Je m'assis sur un banc du pub vidée de mon énergie. J'avais juste envie de roupiller pendant trois jours d'affilée pour compenser. Plumeau s'installa près de moi. Elle s'était calmée mais continuait de renifler de temps en temps. Le monsieur s'assit en face de nous et je reconnus enfin ses petits yeux humides.
- Professeur Hemingway ! Qu'est-ce que vous faites là ?
- Moi ? s'étonna-t-il avec un petit rire. J'accompagne la sortie à Pré-au-lard...
Les éléments se remettaient en place dans ma tête.
- Ah... Oui.
- C'est plutôt à vous de me raconter ce que vous faites là, continua-t-il. J'ai du mal à croire que vous vous soyez mises dans cet état juste en essayant de vous faufiler à la sortie Pré-au-lard.
Il nous envoya un sourire réconfortant et je remerciai le destin de nous avoir mis sur la route de Hemingway plutôt que de Mojito ou Swan.
- Je suis désolée, professeur, c'est de ma faute, avouai-je.
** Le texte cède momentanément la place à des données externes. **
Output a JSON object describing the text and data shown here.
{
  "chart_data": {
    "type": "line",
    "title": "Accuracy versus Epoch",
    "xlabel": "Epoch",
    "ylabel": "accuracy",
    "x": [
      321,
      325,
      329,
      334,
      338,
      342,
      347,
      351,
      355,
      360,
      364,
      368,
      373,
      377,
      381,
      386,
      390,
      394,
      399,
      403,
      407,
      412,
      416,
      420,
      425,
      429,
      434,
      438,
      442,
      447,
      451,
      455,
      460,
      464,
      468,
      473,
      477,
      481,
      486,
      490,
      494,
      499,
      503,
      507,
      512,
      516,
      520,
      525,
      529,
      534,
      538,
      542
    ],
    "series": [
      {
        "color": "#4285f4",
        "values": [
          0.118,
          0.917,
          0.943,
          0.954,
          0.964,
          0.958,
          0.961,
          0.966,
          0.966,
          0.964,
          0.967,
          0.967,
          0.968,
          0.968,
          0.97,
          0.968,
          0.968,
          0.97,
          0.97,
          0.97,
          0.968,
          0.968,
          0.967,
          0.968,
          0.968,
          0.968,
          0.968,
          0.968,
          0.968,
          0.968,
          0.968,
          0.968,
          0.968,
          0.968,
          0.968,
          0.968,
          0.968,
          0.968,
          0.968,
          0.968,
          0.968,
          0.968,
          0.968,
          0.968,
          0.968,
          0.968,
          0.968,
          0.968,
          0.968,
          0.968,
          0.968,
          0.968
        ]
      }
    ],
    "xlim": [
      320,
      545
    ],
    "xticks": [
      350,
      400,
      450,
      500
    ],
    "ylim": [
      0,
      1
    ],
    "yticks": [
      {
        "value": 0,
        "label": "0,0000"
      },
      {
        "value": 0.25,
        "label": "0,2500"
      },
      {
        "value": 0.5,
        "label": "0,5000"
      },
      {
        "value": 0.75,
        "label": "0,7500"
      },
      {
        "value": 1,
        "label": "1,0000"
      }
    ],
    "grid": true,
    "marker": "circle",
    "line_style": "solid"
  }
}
Je pensais que l'aile Ouest avait un rapport avec les disparitions et j'ai entraîné Plumeau avec moi pour aller fouiner dedans.
- Dans l'aile Ouest ? fit Hemingway en écarquillant les yeux, ou du moins en les ouvrant légèrement plus que d'habitude.
- Et on est tombées sur une horde de satyres qui ont voulu nous dévorer, reniflai-je. Mais on a réussi à s'échapper.
Le prof nous contemplait avec des yeux ronds. De toute évidence, il était tellement estomaqué par notre histoire qu'il ne pensait même pas à nous retirer des points.
- Finalement, on a eu du bol de faire un séjour au milieu de cette bande de satyres qui vénèrent un dieu impitoyable en haut et craignent un démon affamé en bas sans finir en pâtée pour chèvres, répondis-je avec un soupir.
Je plongeai mon nez dans la pinte. Plumeau en fit de même. Le goût n'était pas si mauvais. La tête se mit à me tourner un peu. J'avais comme une impression de brouillard flou. C'était la première fois que je buvais de l'alcool. L'effet était tout drôle. Je dévisageai le fond de ma pinte et constatai qu'elle était déjà vide. Je me sentais déjà beaucoup mieux. Hemingway nous détaillait toujours de ses petits yeux tristes.
- Vous avez pris de la rêveuse ?
- Hein ? Non ! m'exclamai-je.
- Les hallucinations peuvent être assez réalistes, se justifia-t-il avec un sourire. Et personne ne vous renverra pour avoir pris un peu de rêveuse.
Je restai bouche bée. Qu'est-ce qu'il essayait de faire ? Nous sauver la mise ? Est-ce qu'il sous-entendait que si on apprenait que Plumeau et moi étions allées faire un tour dans l'aile Ouest, nous serions renvoyées ?
- C'est bon, Many, tu peux lui dire, qu'on a un peu pris de rêveuse, me dit Plumeau.
Ses yeux étaient encore rougis et elle trouvait le moyen de nous tirer d'affaire.
- T'as raison, acquiesçai-je. Je suis désolée de vous avoir menti, professeur.
- C'est pas grave, fit-il. Vous rentrerez au château avec les autres élèves. Je retire vingt point chacune à Poufsouffle pour consommation non autorisée de rêveuse et sortie à Pré-au-lard avant l'âge requis. J'espère que ça ne se reproduira plus. Est-ce que vous voulez utiliser ma broche pour prévenir vos camarades que vous êtes à Pré-au-lard ?
Je retins une exclamation. Zach et Hugo !
- Oui, professeur ! S'il-vous-plaît !
Ce fut Plumeau qui s'en servit. Je n'avais toujours pas bien saisi la formule qui activait ce machin.
- Zach ! Many et moi, on est à Pré-au-lard.
- Plumeau ! crièrent deux voix paniquées. Tout va bien ?
- Oui, on est avec Hemingway et on lui a avoué qu'on avait pris de la rêveuse avant de venir se glisser à la sortie Pré-au-lard. Il nous a juste enlevé vingt points chacune mais tout va bien.
Il y eut un long silence à l'autre bout.
- D'accord, fit la voix de Hugo. J'imagine que Mojito va être ravie d'apprendre que sa recherche depuis trente minutes est le fruit d'une hallucination de rêveuse. Zach va donc aller lui annoncer de ce pas que lui et moi on lui a juste fait un gros canular.
- Quoi ? fit la voix étouffée de Zach en fond.
- J'ai été heureux de vous connaître. Adieu, annonça solennellement Hugo en coupant la communication.
J'échangeai un regard coupable avec Plumeau. Nous nous en sortions bien, mais je n'enviais pas leur sort.